The linen is from Italy’s famous Loro Piana mill; the silk is the dense, lustrous 20 momme kind; the cashmere heavy gauge. The buttons are shell or bone, and camel hair coats are made from real camel hair. Designed by Collette Brown, alumna of Burberry and Dolce & Gabbana, the patterns are cut in-house in London, and many pieces made at the same small, highly skilled British factories which produce for luxury designer brands. Production capacity at this boutique level is small, which means the chances of running into anyone else wearing the same dress or suit are minimal.

The brand is something of a well-kept secret among the British fashion editors on the international front rows.
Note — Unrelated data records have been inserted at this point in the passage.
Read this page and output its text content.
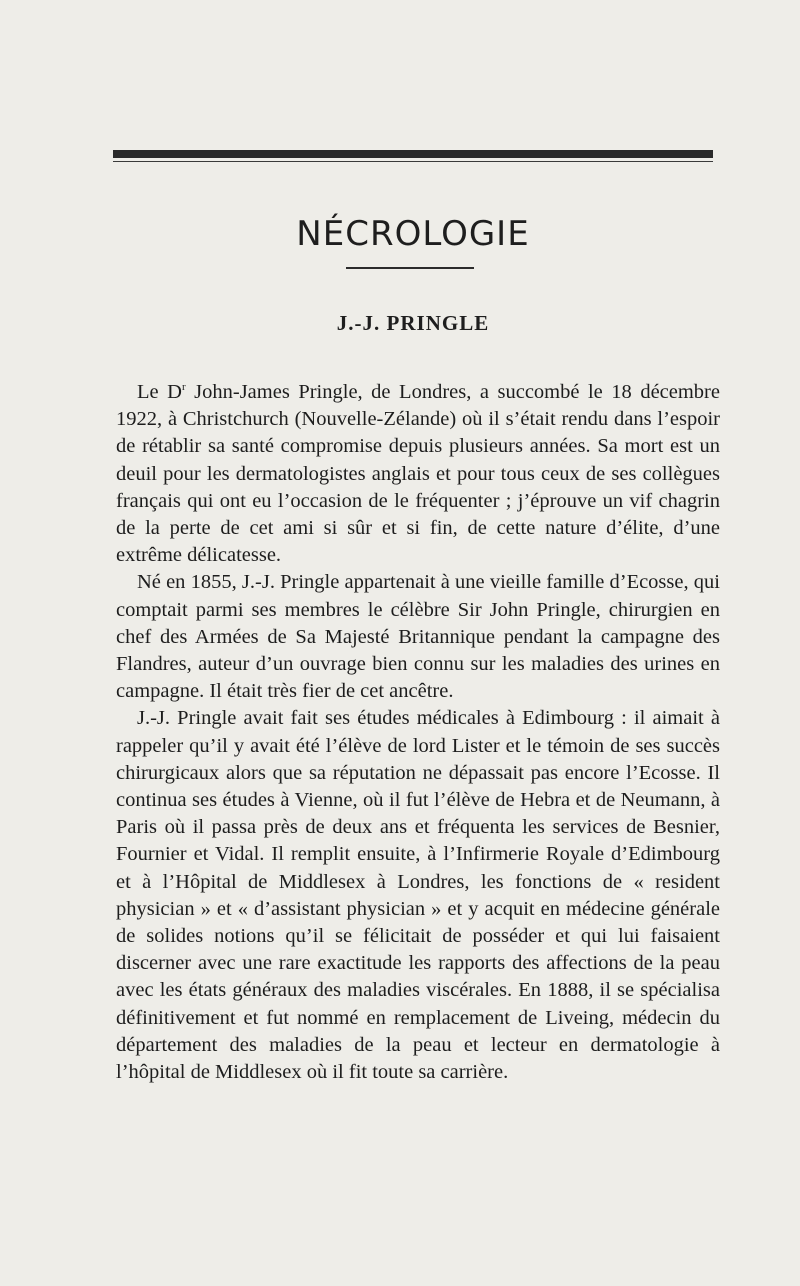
NÉCROLOGIE
J.-J. PRINGLE

Le $D^r$ John-James Pringle, de Londres, a succombé le 18 décembre 1922, à Christchurch (Nouvelle-Zélande) où il s’était rendu dans l’espoir de rétablir sa santé compromise depuis plusieurs années. Sa mort est un deuil pour les dermatologistes anglais et pour tous ceux de ses collègues français qui ont eu l’occasion de le fréquenter ; j’éprouve un vif chagrin de la perte de cet ami si sûr et si fin, de cette nature d’élite, d’une extrême délicatesse.

Né en 1855, J.-J. Pringle appartenait à une vieille famille d’Ecosse, qui comptait parmi ses membres le célèbre Sir John Pringle, chirurgien en chef des Armées de Sa Majesté Britannique pendant la campagne des Flandres, auteur d’un ouvrage bien connu sur les maladies des urines en campagne. Il était très fier de cet ancêtre.

J.-J. Pringle avait fait ses études médicales à Edimbourg : il aimait à rappeler qu’il y avait été l’élève de lord Lister et le témoin de ses succès chirurgicaux alors que sa réputation ne dépassait pas encore l’Ecosse. Il continua ses études à Vienne, où il fut l’élève de Hebra et de Neumann, à Paris où il passa près de deux ans et fréquenta les services de Besnier, Fournier et Vidal. Il remplit ensuite, à l’Infirmerie Royale d’Edimbourg et à l’Hôpital de Middlesex à Londres, les fonctions de « resident physician » et « d’assistant physician » et y acquit en médecine générale de solides notions qu’il se félicitait de posséder et qui lui faisaient discerner avec une rare exactitude les rapports des affections de la peau avec les états généraux des maladies viscérales. En 1888, il se spécialisa définitivement et fut nommé en remplacement de Liveing, médecin du département des maladies de la peau et lecteur en dermatologie à l’hôpital de Middlesex où il fit toute sa carrière.
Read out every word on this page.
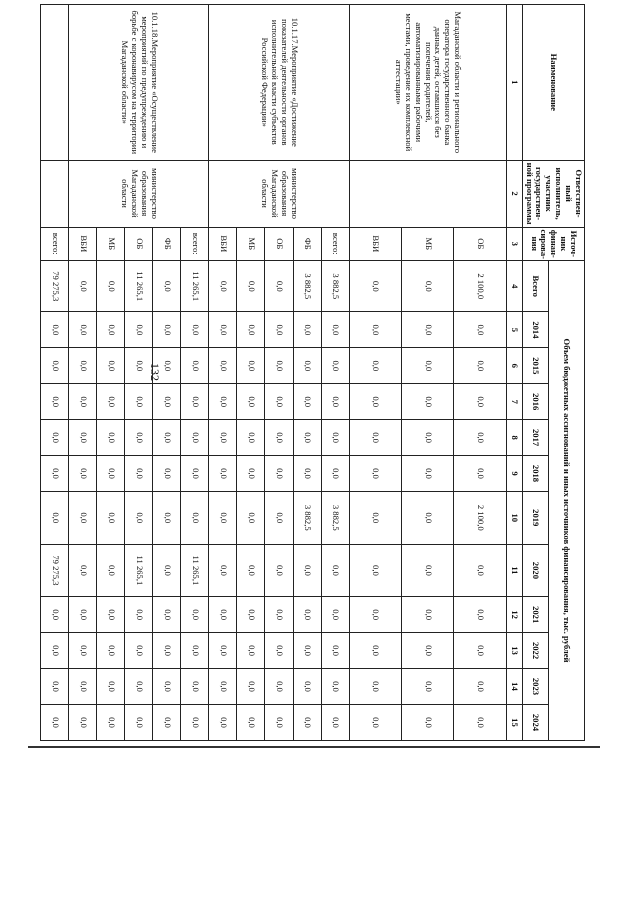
132
Наименование	Ответствен-ный исполнитель, участник государствен-ной программы	Источ-ник финан-сирова-ния	Объем бюджетных ассигнований и иных источников финансирования, тыс. рублей											
			Всего	2014	2015	2016	2017	2018	2019	2020	2021	2022	2023	2024
1	2	3	4	5	6	7	8	9	10	11	12	13	14	15
Магаданской области и регионального оператора государственного банка данных детей, оставшихся без попечения родителей, автоматизированными рабочими местами, проведение их комплексной аттестации»		ОБ	2 100,0	0,0	0,0	0,0	0,0	0,0	2 100,0	0,0	0,0	0,0	0,0	0,0
		МБ	0,0	0,0	0,0	0,0	0,0	0,0	0,0	0,0	0,0	0,0	0,0	0,0
		ВБИ	0,0	0,0	0,0	0,0	0,0	0,0	0,0	0,0	0,0	0,0	0,0	0,0
10.1.17.Мероприятие «Достижение показателей деятельности органов исполнительной власти субъектов Российской Федерации»	министерство образования Магаданской области	всего:	3 882,5	0,0	0,0	0,0	0,0	0,0	3 882,5	0,0	0,0	0,0	0,0	0,0
		ФБ	3 882,5	0,0	0,0	0,0	0,0	0,0	3 882,5	0,0	0,0	0,0	0,0	0,0
		ОБ	0,0	0,0	0,0	0,0	0,0	0,0	0,0	0,0	0,0	0,0	0,0	0,0
		МБ	0,0	0,0	0,0	0,0	0,0	0,0	0,0	0,0	0,0	0,0	0,0	0,0
		ВБИ	0,0	0,0	0,0	0,0	0,0	0,0	0,0	0,0	0,0	0,0	0,0	0,0
10.1.18.Мероприятие «Осуществление мероприятий по предупреждению и борьбе с коронавирусом на территории Магаданской области»	министерство образования Магаданской области	всего:	11 265,1	0,0	0,0	0,0	0,0	0,0	0,0	11 265,1	0,0	0,0	0,0	0,0
		ФБ	0,0	0,0	0,0	0,0	0,0	0,0	0,0	0,0	0,0	0,0	0,0	0,0
		ОБ	11 265,1	0,0	0,0	0,0	0,0	0,0	0,0	11 265,1	0,0	0,0	0,0	0,0
		МБ	0,0	0,0	0,0	0,0	0,0	0,0	0,0	0,0	0,0	0,0	0,0	0,0
		ВБИ	0,0	0,0	0,0	0,0	0,0	0,0	0,0	0,0	0,0	0,0	0,0	0,0
		всего:	79 275,3	0,0	0,0	0,0	0,0	0,0	0,0	79 275,3	0,0	0,0	0,0	0,0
The designer name? Trick question. It’s not a designer brand at all. This is A by Jigsaw, on the good old British high street. Not that the prices are cheap, mind you. But they are a fraction of what clothes with similar production values cost when they come with a glitzy brand attached. (An A by Jigsaw wool coat is about £600, a calfskin one around £1,000. On Bond Street, you would be looking at triple those prices.)


‘That height of ambition for what a British fashion brand without stratospheric prices can be is what the premium line hopes to bring back’

The A by Jigsaw line, now heading into its fifth season, “is our attempt to reconnect women with the real meaning of luxury in fashion, which is the joy of beautiful clothes,” says Jigsaw’s chief executive, Peter Ruis. “When I was a student I had a Saturday job in M&S. With those wages, I could afford to save up a few hundred pounds and buy a designer jacket. The prices of designer fashion have soared out of reach of almost everyone in the last decades. But we wanted to show that if you take the designer branding out of the picture then well-designed and well-made clothes can still be affordable.”

A by Jigsaw reconnects the brand with its origin story: Jigsaw, after all, was the first premium high street label. I have a vivid memory of the blackberry-coloured wool suit bought for me by my mum to wear to university interviews, when I was 17. I loved the modern, minimal cut — this was 1990, after all — while my mum was pleased with the quality of the wool, and the sleek silk lining.

 

Jigsaw sat just below Joseph and Nicole Farhi in their heyday, as an upmarket label. The architect John Pawson designed the stores. Juergen Teller shot the lookbook. That height of ambition for what a British fashion brand without stratospheric prices can be is what the premium line hopes to bring back.

Ruis says word of mouth is the most consistent driver of sales, and my personal experience backs this up. I spent much of the winter of 2015 in the Rose Long Coat, in black wool crêpe with a midnight blue tuxedo silk-lined lapel. I loved the sleek silhouette created by a meticulously darted waist. Over that winter I lost count of the number of women who tapped me on the shoulder to ask where it was from. These were normal women, the non-chauffeur-driven kind, women who travel to work on the tube like me, who don’t have Bond Street budgets, but who nonetheless recognise and appreciate a beautifully tailored wool coat. Those women knew a good coat when they saw it, without the signposting of a designer label. Will you?